DUBAI: “First Salik violator spotted,” read a prominent headline on one Gulf daily last month. It led into a description of how a renegade Nissan Altima driver had been caught on CCTV crossing one of Dubai’s new toll gates without the requisite badge, just minutes after the system came online at midnight on July 1.
Salik has been gripping the nation for some time — and not just due to the lack of more interesting local news. The new road toll system, which is the first in the Gulf and one of a handful in the Arab world, has found itself at the center of much controversy and criticism.
In short, it works by scanning vehicles at two toll gates on the city’s main drag, Sheikh Zayed Road, charging a little over $1 a time. If drivers want to use the tolled roads, they buy credit for a special badge which is fixed to the windscreen. If you don’t have a badge, you pay a $27 fine every time you go under a toll. You are a Salik violator.
The scheme is expected to generate annual revenues of about $160 million for its creators, the Road and Transportation Authority (RTA), although it is unclear what proportion of that will come from legitimate use and what proportion from fines.
But whatever its business model, the new system’s purported aim is an ambitious one: to tackle some world-class traffic problems in one of the most rapidly-growing cities on earth.
A recent survey found that the average commuter spends one hour and 45 minutes in traffic everyday, a statistic which made Dubai the most congested city in the Arab world. Cairo took second prize. Another study claims that $1.2 billion is lost from the Emirate’s economy every year due to traffic inefficiencies, and that the resulting stress is having a negative impact on the productivity of employees.
Something, then, needed to be done. But Salik has come under heavy fire from many quarters. Many say it has actually made congestion worse, cramming up smaller streets with queues of motorists unwilling to pay for the convenience of the main roads. Cynics say it is another stealth tax imposed by the authorities. Car rental agencies moan that they are losing business and suffering from a constant headache of administrative paperwork.
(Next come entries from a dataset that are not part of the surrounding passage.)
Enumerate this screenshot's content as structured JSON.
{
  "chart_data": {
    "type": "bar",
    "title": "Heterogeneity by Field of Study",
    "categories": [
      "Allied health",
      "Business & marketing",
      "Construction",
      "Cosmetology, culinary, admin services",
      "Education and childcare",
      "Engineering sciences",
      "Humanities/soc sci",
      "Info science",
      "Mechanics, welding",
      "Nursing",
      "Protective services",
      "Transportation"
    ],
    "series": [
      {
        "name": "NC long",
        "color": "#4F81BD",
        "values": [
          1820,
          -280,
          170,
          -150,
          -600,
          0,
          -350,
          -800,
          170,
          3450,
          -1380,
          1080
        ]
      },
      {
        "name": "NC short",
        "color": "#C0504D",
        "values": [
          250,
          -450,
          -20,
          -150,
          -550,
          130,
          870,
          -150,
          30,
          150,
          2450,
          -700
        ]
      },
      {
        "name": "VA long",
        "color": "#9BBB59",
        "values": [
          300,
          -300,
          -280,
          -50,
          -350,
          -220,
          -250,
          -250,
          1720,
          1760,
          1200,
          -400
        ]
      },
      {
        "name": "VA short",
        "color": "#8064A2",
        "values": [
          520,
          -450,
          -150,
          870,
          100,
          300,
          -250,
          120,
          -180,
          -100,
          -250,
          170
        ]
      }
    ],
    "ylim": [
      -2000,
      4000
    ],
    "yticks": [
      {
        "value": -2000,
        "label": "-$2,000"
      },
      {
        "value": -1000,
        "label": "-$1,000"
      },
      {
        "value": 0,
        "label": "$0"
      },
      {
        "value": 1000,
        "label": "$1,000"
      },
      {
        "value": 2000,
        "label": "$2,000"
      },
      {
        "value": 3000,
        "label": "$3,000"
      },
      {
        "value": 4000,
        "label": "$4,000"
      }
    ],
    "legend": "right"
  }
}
Others complain that Salik, like many other things in Dubai which sound very sophisticated, just doesn’t function properly. Irate drivers say that customer helplines are constantly busy, that they receive erroneous text messages about the amount of credit in their Salik accounts, and that some have been charged without ever using the tolls. The Salik website has apparently been receiving over a million hits a day, which could make it a fortune in advertising if its owners signed up to Google.
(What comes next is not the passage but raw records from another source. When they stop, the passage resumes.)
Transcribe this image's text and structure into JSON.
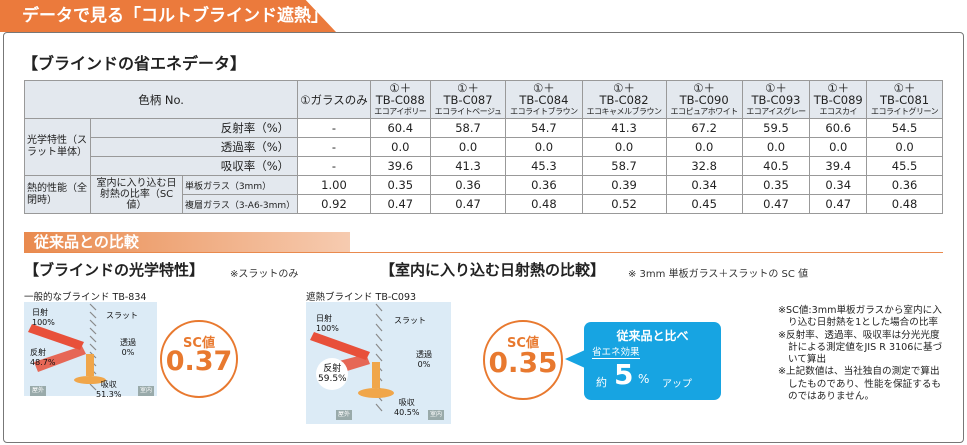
{
  "header": {
    "tab": "データで見る「コルトブラインド遮熱」"
  },
  "data_section": {
    "title": "【ブラインドの省エネデータ】"
  },
  "table": {
    "color_no_label": "色柄 No.",
    "glass_only": "①ガラスのみ",
    "products": [
      {
        "prefix": "①＋",
        "code": "TB-C088",
        "name": "エコアイボリー"
      },
      {
        "prefix": "①＋",
        "code": "TB-C087",
        "name": "エコライトベージュ"
      },
      {
        "prefix": "①＋",
        "code": "TB-C084",
        "name": "エコライトブラウン"
      },
      {
        "prefix": "①＋",
        "code": "TB-C082",
        "name": "エコキャメルブラウン"
      },
      {
        "prefix": "①＋",
        "code": "TB-C090",
        "name": "エコピュアホワイト"
      },
      {
        "prefix": "①＋",
        "code": "TB-C093",
        "name": "エコアイスグレー"
      },
      {
        "prefix": "①＋",
        "code": "TB-C089",
        "name": "エコスカイ"
      },
      {
        "prefix": "①＋",
        "code": "TB-C081",
        "name": "エコライトグリーン"
      }
    ],
    "optical_group": "光学特性（スラット単体）",
    "thermal_group": "熱的性能（全閉時）",
    "thermal_sub": "室内に入り込む日射熱の比率（SC 値）",
    "rows": [
      {
        "label": "反射率（%）",
        "glass": "-",
        "values": [
          "60.4",
          "58.7",
          "54.7",
          "41.3",
          "67.2",
          "59.5",
          "60.6",
          "54.5"
        ]
      },
      {
        "label": "透過率（%）",
        "glass": "-",
        "values": [
          "0.0",
          "0.0",
          "0.0",
          "0.0",
          "0.0",
          "0.0",
          "0.0",
          "0.0"
        ]
      },
      {
        "label": "吸収率（%）",
        "glass": "-",
        "values": [
          "39.6",
          "41.3",
          "45.3",
          "58.7",
          "32.8",
          "40.5",
          "39.4",
          "45.5"
        ]
      },
      {
        "label": "単板ガラス（3mm）",
        "glass": "1.00",
        "values": [
          "0.35",
          "0.36",
          "0.36",
          "0.39",
          "0.34",
          "0.35",
          "0.34",
          "0.36"
        ]
      },
      {
        "label": "複層ガラス（3-A6-3mm）",
        "glass": "0.92",
        "values": [
          "0.47",
          "0.47",
          "0.48",
          "0.52",
          "0.45",
          "0.47",
          "0.47",
          "0.48"
        ]
      }
    ]
  },
  "comparison": {
    "title": "従来品との比較",
    "optical_title": "【ブラインドの光学特性】",
    "optical_note": "※スラットのみ",
    "heat_title": "【室内に入り込む日射熱の比較】",
    "heat_note": "※ 3mm 単板ガラス＋スラットの SC 値"
  },
  "left_fig": {
    "caption": "一般的なブラインド TB-834",
    "sun": "日射",
    "sun_val": "100%",
    "slat": "スラット",
    "trans": "透過",
    "trans_val": "0%",
    "refl": "反射",
    "refl_val": "48.7%",
    "abs": "吸収",
    "abs_val": "51.3%",
    "out": "屋外",
    "in": "室内",
    "sc_label": "SC値",
    "sc_value": "0.37"
  },
  "right_fig": {
    "caption": "遮熱ブラインド TB-C093",
    "sun": "日射",
    "sun_val": "100%",
    "slat": "スラット",
    "trans": "透過",
    "trans_val": "0%",
    "refl": "反射",
    "refl_val": "59.5%",
    "abs": "吸収",
    "abs_val": "40.5%",
    "out": "屋外",
    "in": "室内",
    "sc_label": "SC値",
    "sc_value": "0.35"
  },
  "callout": {
    "line1": "従来品と比べ",
    "tag": "省エネ効果",
    "pre": "約",
    "num": "5",
    "unit": "%",
    "post": "アップ"
  },
  "notes": [
    "※SC値:3mm単板ガラスから室内に入り込む日射熱を1とした場合の比率",
    "※反射率、透過率、吸収率は分光光度計による測定値をJIS R 3106に基づいて算出",
    "※上記数値は、当社独自の測定で算出したものであり、性能を保証するものではありません。"
  ],
  "colors": {
    "orange": "#e8792f",
    "table_gray": "#e3e8ee",
    "blue": "#17a4e2",
    "arrow_red": "#e8503a"
  }
}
A lot of these issues are probably teething troubles which might iron themselves out over time. And, for now, the newly-tolled roads are less crowded than they used to be at the peak times of day. Yet it’s difficult to see how Salik, or indeed anything, can hope to permanently solve Dubai’s traffic problem.
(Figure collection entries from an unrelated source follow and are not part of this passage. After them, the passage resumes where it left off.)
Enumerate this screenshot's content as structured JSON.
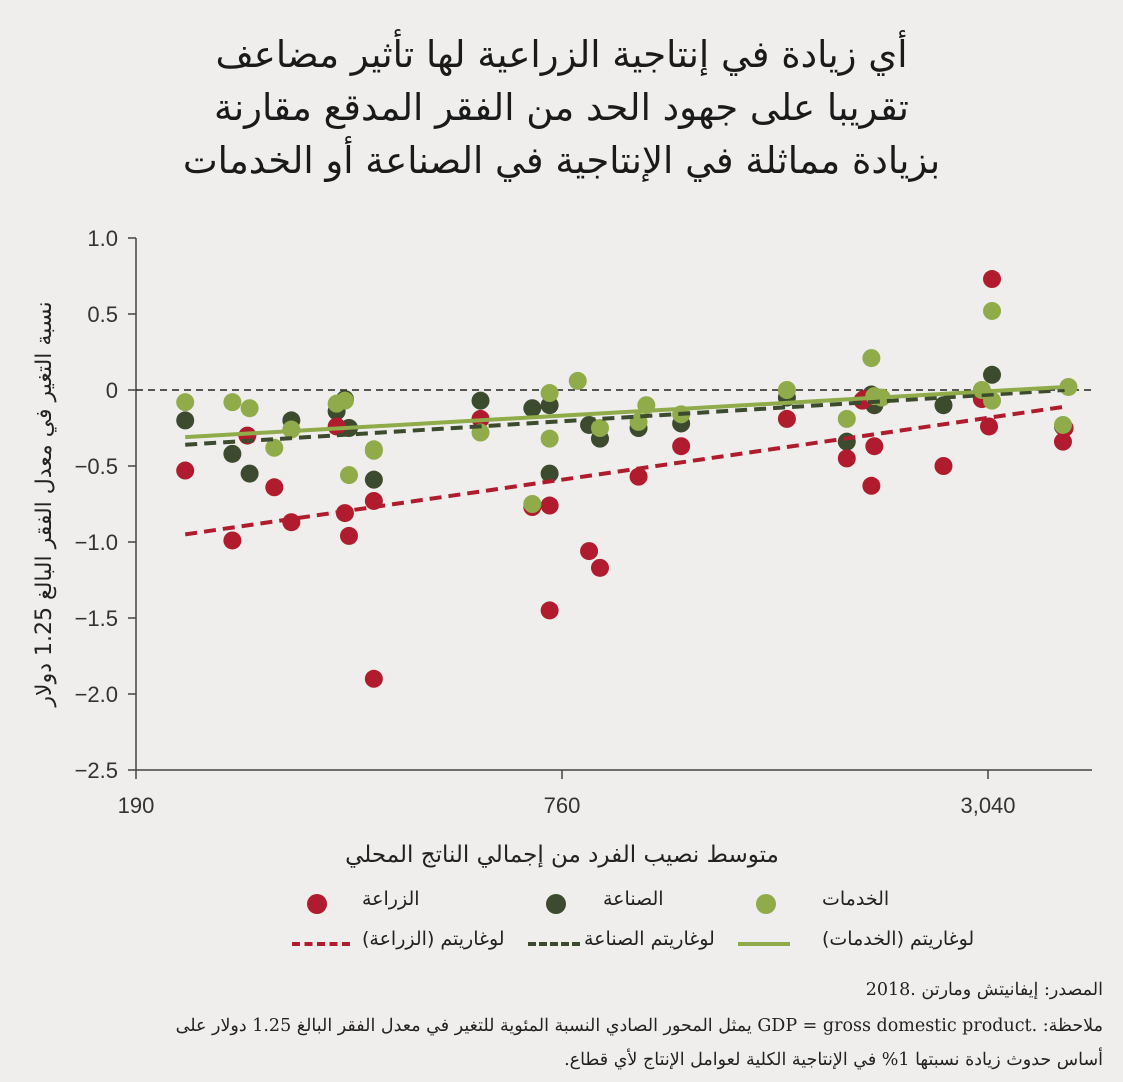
{
  "title_lines": [
    "أي زيادة في إنتاجية الزراعية لها تأثير مضاعف",
    "تقريبا على جهود الحد من الفقر المدقع مقارنة",
    "بزيادة مماثلة في الإنتاجية في الصناعة أو الخدمات"
  ],
  "colors": {
    "agriculture": "#b01c2e",
    "industry": "#3c4a2e",
    "services": "#8fab4a",
    "axis": "#444444",
    "background": "#efeeed"
  },
  "legend": {
    "agriculture": "الزراعة",
    "industry": "الصناعة",
    "services": "الخدمات",
    "log_agriculture": "لوغاريتم (الزراعة)",
    "log_industry": "لوغاريتم الصناعة",
    "log_services": "لوغاريتم (الخدمات)"
  },
  "notes": {
    "source": "المصدر: إيفانيتش ومارتن  .2018",
    "note_line1": "ملاحظة: .GDP = gross domestic product يمثل المحور الصادي النسبة المئوية للتغير في معدل الفقر البالغ 1.25 دولار على",
    "note_line2": "أساس حدوث زيادة نسبتها 1% في الإنتاجية الكلية لعوامل الإنتاج لأي قطاع."
  },
  "chart_data": {
    "type": "scatter",
    "x_scale": "log",
    "xlabel": "متوسط نصيب الفرد من إجمالي الناتج المحلي",
    "ylabel": "نسبة التغير في معدل الفقر البالغ 1.25 دولار",
    "xlim": [
      190,
      4000
    ],
    "ylim": [
      -2.5,
      1.0
    ],
    "x_ticks": [
      190,
      760,
      3040
    ],
    "x_tick_labels": [
      "190",
      "760",
      "3,040"
    ],
    "y_ticks": [
      1.0,
      0.5,
      0,
      -0.5,
      -1.0,
      -1.5,
      -2.0,
      -2.5
    ],
    "y_tick_labels": [
      "1.0",
      "0.5",
      "0",
      "−0.5",
      "−1.0",
      "−1.5",
      "−2.0",
      "−2.5"
    ],
    "zero_line": "dashed",
    "series": [
      {
        "name": "الزراعة",
        "color": "#b01c2e",
        "points": [
          [
            223,
            -0.53
          ],
          [
            260,
            -0.99
          ],
          [
            273,
            -0.3
          ],
          [
            298,
            -0.64
          ],
          [
            315,
            -0.87
          ],
          [
            365,
            -0.24
          ],
          [
            375,
            -0.81
          ],
          [
            380,
            -0.96
          ],
          [
            412,
            -1.9
          ],
          [
            412,
            -0.73
          ],
          [
            583,
            -0.19
          ],
          [
            690,
            -0.77
          ],
          [
            730,
            -0.76
          ],
          [
            730,
            -1.45
          ],
          [
            830,
            -1.06
          ],
          [
            860,
            -1.17
          ],
          [
            975,
            -0.57
          ],
          [
            1120,
            -0.37
          ],
          [
            1580,
            -0.19
          ],
          [
            1920,
            -0.45
          ],
          [
            2080,
            -0.63
          ],
          [
            2100,
            -0.37
          ],
          [
            2020,
            -0.07
          ],
          [
            2030,
            -0.06
          ],
          [
            2630,
            -0.5
          ],
          [
            2980,
            -0.06
          ],
          [
            3050,
            -0.24
          ],
          [
            3080,
            0.73
          ],
          [
            3880,
            -0.34
          ],
          [
            3900,
            -0.25
          ]
        ]
      },
      {
        "name": "الصناعة",
        "color": "#3c4a2e",
        "points": [
          [
            223,
            -0.2
          ],
          [
            260,
            -0.42
          ],
          [
            275,
            -0.55
          ],
          [
            315,
            -0.2
          ],
          [
            365,
            -0.14
          ],
          [
            375,
            -0.06
          ],
          [
            380,
            -0.25
          ],
          [
            412,
            -0.59
          ],
          [
            583,
            -0.07
          ],
          [
            690,
            -0.12
          ],
          [
            730,
            -0.1
          ],
          [
            730,
            -0.55
          ],
          [
            830,
            -0.23
          ],
          [
            860,
            -0.32
          ],
          [
            975,
            -0.25
          ],
          [
            1120,
            -0.22
          ],
          [
            1580,
            -0.05
          ],
          [
            1920,
            -0.34
          ],
          [
            2080,
            -0.03
          ],
          [
            2100,
            -0.1
          ],
          [
            2630,
            -0.1
          ],
          [
            2980,
            -0.02
          ],
          [
            3080,
            0.1
          ],
          [
            3880,
            -0.24
          ]
        ]
      },
      {
        "name": "الخدمات",
        "color": "#8fab4a",
        "points": [
          [
            223,
            -0.08
          ],
          [
            260,
            -0.08
          ],
          [
            275,
            -0.12
          ],
          [
            298,
            -0.38
          ],
          [
            315,
            -0.26
          ],
          [
            365,
            -0.09
          ],
          [
            375,
            -0.07
          ],
          [
            380,
            -0.56
          ],
          [
            412,
            -0.39
          ],
          [
            412,
            -0.4
          ],
          [
            583,
            -0.28
          ],
          [
            690,
            -0.75
          ],
          [
            730,
            -0.02
          ],
          [
            730,
            -0.32
          ],
          [
            800,
            0.06
          ],
          [
            860,
            -0.25
          ],
          [
            975,
            -0.21
          ],
          [
            1000,
            -0.1
          ],
          [
            1120,
            -0.16
          ],
          [
            1580,
            0.0
          ],
          [
            1920,
            -0.19
          ],
          [
            2080,
            0.21
          ],
          [
            2100,
            -0.04
          ],
          [
            2150,
            -0.05
          ],
          [
            2980,
            0.0
          ],
          [
            3080,
            -0.07
          ],
          [
            3080,
            0.52
          ],
          [
            3880,
            -0.23
          ],
          [
            3950,
            0.02
          ]
        ]
      }
    ],
    "trend_lines": [
      {
        "name": "لوغاريتم (الزراعة)",
        "style": "dashed",
        "color": "#b01c2e",
        "from": [
          223,
          -0.95
        ],
        "to": [
          3900,
          -0.11
        ]
      },
      {
        "name": "لوغاريتم الصناعة",
        "style": "dashed",
        "color": "#3c4a2e",
        "from": [
          223,
          -0.36
        ],
        "to": [
          3900,
          0.0
        ]
      },
      {
        "name": "لوغاريتم (الخدمات)",
        "style": "solid",
        "color": "#8fab4a",
        "from": [
          223,
          -0.31
        ],
        "to": [
          3900,
          0.02
        ]
      }
    ]
  }
}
This is a place where cars are cheap, petrol virtually costs less than water and having an expensive set of wheels is essential. Everyone is too busy making money to care about the environment, and the threat of global warming becomes slightly meaningless to those used to the climate in the Arabian Gulf.
But the real problem, and the reason why introducing Salik at this time makes so little sense, is that there is no practical alternative to driving. Taxis don’t solve anything. You can’t walk anywhere. And the few bus services that exist are unreliable, unpunctual and extremely hot. How can you hope to persuade the western expat to give up his Audi, the Lebanese housewife her Porsche Cayenne or the Emirati his Land Cruiser in favor of a sweaty communal cabin?
The Dubai Metro is currently under construction, and, once it comes into service in 2009, will surely be used widely. It would have been more sensible to postpone Salik until then, offering a practical alternative to driving, but even the metro’s appeal will be limited. It is difficult to imagine a suited executive walking to a metro station to commute to the office, as he would in London, for instance. Weather, the layout of the city, and inflated egos all preclude that in Dubai.
So if there is no way of reducing the number of cars on the roads, then maybe the answer is to build more roads. The RTA says that it is spending about $12 billion on trying to solve traffic problems, that a total of 100 lanes will run across Dubai’s creek by 2020 and that more bus routes will be launched.
Even so, all this will take time, and the never-ending population growth means that Dubai’s traffic woes aren’t going anywhere. As for Salik, it just seems to be one more thing for the city’s residents to moan about.